According to a railroad safety report by Amtrak in December of 2012, the railroad is trying to respond to a federal mandate to install positive train control systems across all tracks. Had those improvements not been made, Amtrak would have either rerouted or discontinue the Southwest Chief.

In 2016 the Newton City Commission passed a resolution to provide a pledge— one to support a grant match with Garden City, Dodge City, Hutchinson and other members of the Southwest Chief Rural Partnership for the La Junta, Colorado, application for Federal Department of Transportation TIGER VIII funding.

Newton agreed to contribute $12,500.

“We are grateful to the local communites,” Boardman said. “Long distance trains is the mission of Amtrak.

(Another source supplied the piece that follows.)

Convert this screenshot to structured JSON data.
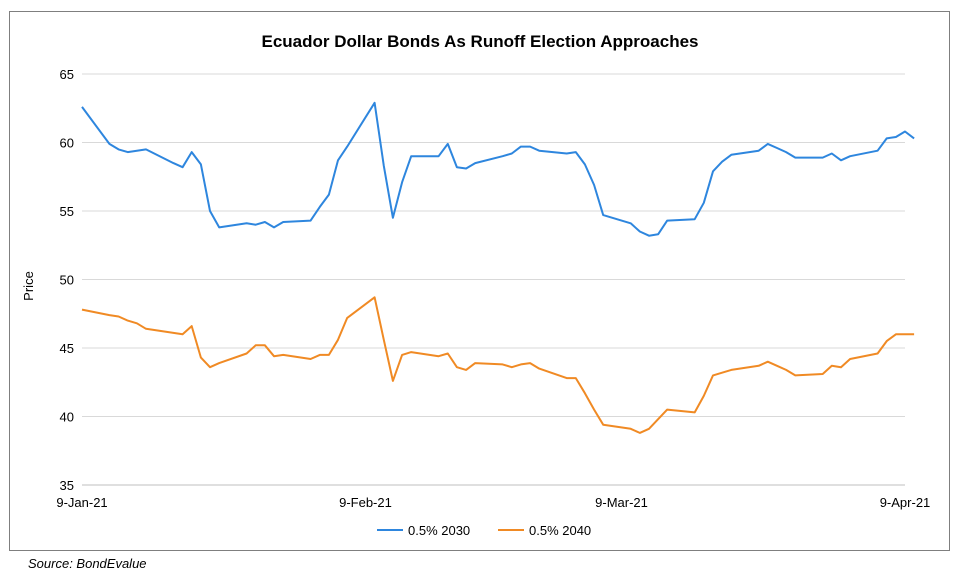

It is the delivery of service to the community that is often flown over. Amtrak cares about that, cared about that when it was founded in 1971 and still cares about that.”

The Southwest Chief provides passenger transportation for rural communities in Kansas, Colorado, and New Mexico. In 2011, communities in those three states began working to address the infrastructure needs of the route.

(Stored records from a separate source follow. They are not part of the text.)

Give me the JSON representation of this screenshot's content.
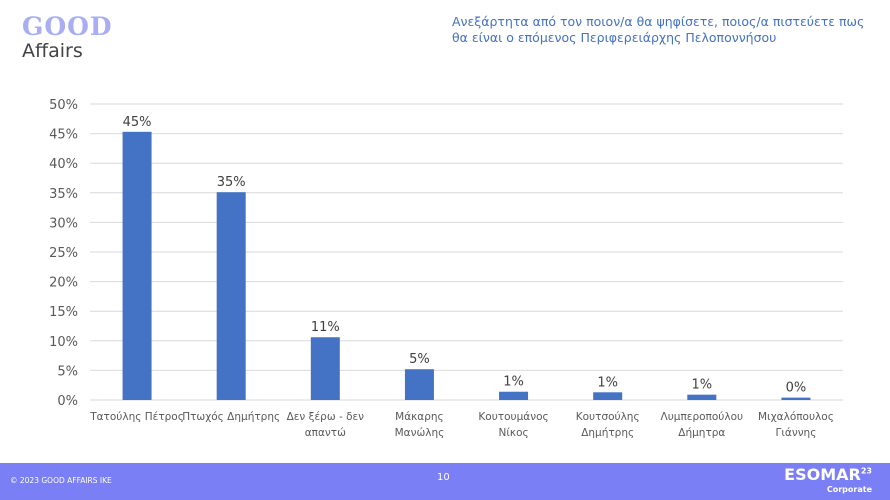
{
  "logo": {
    "line1": "GOOD",
    "line2": "Affairs"
  },
  "footer": {
    "copyright": "© 2023 GOOD AFFAIRS IKE",
    "page": "10",
    "esomar": "ESOMAR",
    "esomar_sup": "23",
    "corporate": "Corporate"
  },
  "colors": {
    "bar": "#4472c4",
    "footer": "#7b7ff5"
  },
  "chart_data": {
    "type": "bar",
    "title": "Ανεξάρτητα από τον ποιον/α θα ψηφίσετε, ποιος/α πιστεύετε πως θα είναι ο επόμενος Περιφερειάρχης Πελοποννήσου",
    "categories": [
      [
        "Τατούλης Πέτρος"
      ],
      [
        "Πτωχός Δημήτρης"
      ],
      [
        "Δεν ξέρω - δεν",
        "απαντώ"
      ],
      [
        "Μάκαρης",
        "Μανώλης"
      ],
      [
        "Κουτουμάνος",
        "Νίκος"
      ],
      [
        "Κουτσούλης",
        "Δημήτρης"
      ],
      [
        "Λυμπεροπούλου",
        "Δήμητρα"
      ],
      [
        "Μιχαλόπουλος",
        "Γιάννης"
      ]
    ],
    "values": [
      45.3,
      35.1,
      10.6,
      5.2,
      1.4,
      1.3,
      0.9,
      0.4
    ],
    "labels": [
      "45%",
      "35%",
      "11%",
      "5%",
      "1%",
      "1%",
      "1%",
      "0%"
    ],
    "yticks": [
      "0%",
      "5%",
      "10%",
      "15%",
      "20%",
      "25%",
      "30%",
      "35%",
      "40%",
      "45%",
      "50%"
    ],
    "ylim": [
      0,
      50
    ],
    "grid": true
  }
}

Successful grant applications led by Garden City, Kan., and La Junta, Colo., have resulted in $27.6 million in federal TIGER funding in the past two years. State support and contributions from Amtrak ($8 million), BNSF ($4 million) and other communities has led to the replacement of jointed rails and ties nearing the end of their service between Hutchinson, and Waldo, New Mexico. Additionally, BNSF has agreed to maintain the track at a maximum speed of 79 miles per hour for Amtrak and 60 miles per hour for freight trains where the bolted rail has been replaced.

Organizations which supported and assisted with the grant application included Amtrak; BNSF; the Kansas Department of Transportation; the City of Dodge City; the City of Garden City; the City of Hutchinson; the City of Newton; the City of La Junta, Colorado; the City of Lamar, Colorado; the City of Trinidad, Colorado; Bent County, Colorado; Las Animas County, Colorado; Otero County, Colorado; Prowers County, Colorado; Pueblo County, Colorado; the I-25 Coalition; the Colorado Rail Passenger Association; and the American Association of Private Railroad Car Owners.

“It is great news,” said Melody Spurney, director of the Newton Convention and Tourism Bureau. “This is part of Newton's identity. … The prospect of a rail connection would just enhance that.”

Amtrak estimates the train injects more than $150,000 in tourism revenue into the Newton economy.

Boardman, along with several others, was riding a special train Thursday from Topeka to La Junta, Colorado. He met with state and local officials and inspect the progress being made to preserve the route for the Amtrak Southwest Chief passenger train and to improve BNSF freight service.

“This serves communities that are not served by anything else,” Boardman said. “Aviation, and even busses today, have reduced the amount of service they provide to some parts of this country.”

Also aboard the train through Lamar, Colo., was BNSF Railway Executive Chairman Matt Rose and Interim Kansas Transportation Secretary Richard Carlson, who will be riding from Topeka to La Junta.

Boardman said the next step for the Southwest Chief is to improve the line through New Mexico and the Raton Pass.

According to an Amtrak fact sheet, The present route of the Southwest Chief in New Mexico via Lamy, Las Vegas, and Raton, could be altered if sufficient capital funding is not found to modernize the line. Amtrak has been working with the states and communities that would be affected and has informed them of the situation.

“We have good support there,” Boardman told The Kansan. “(They) want to work with us to find improvments over the Raton Pass and that is the next thing that we need to do.”

Expansion to Wichita and the Flyer is part of the plan, however there is no timeframe for that expansion. The bus line started in April is a part of that move.

For rail expansion to happen, support would have to come from the states — both ridership and funding.

“You are dealing with a route that is less than 750 miles, and the law says it is a state supported service,” Boardman said.  “Between Texas, Oklahoma, Kansas and a state supported service I think it is doable. … (The states) have to support the service, with their own money and ridership of course.”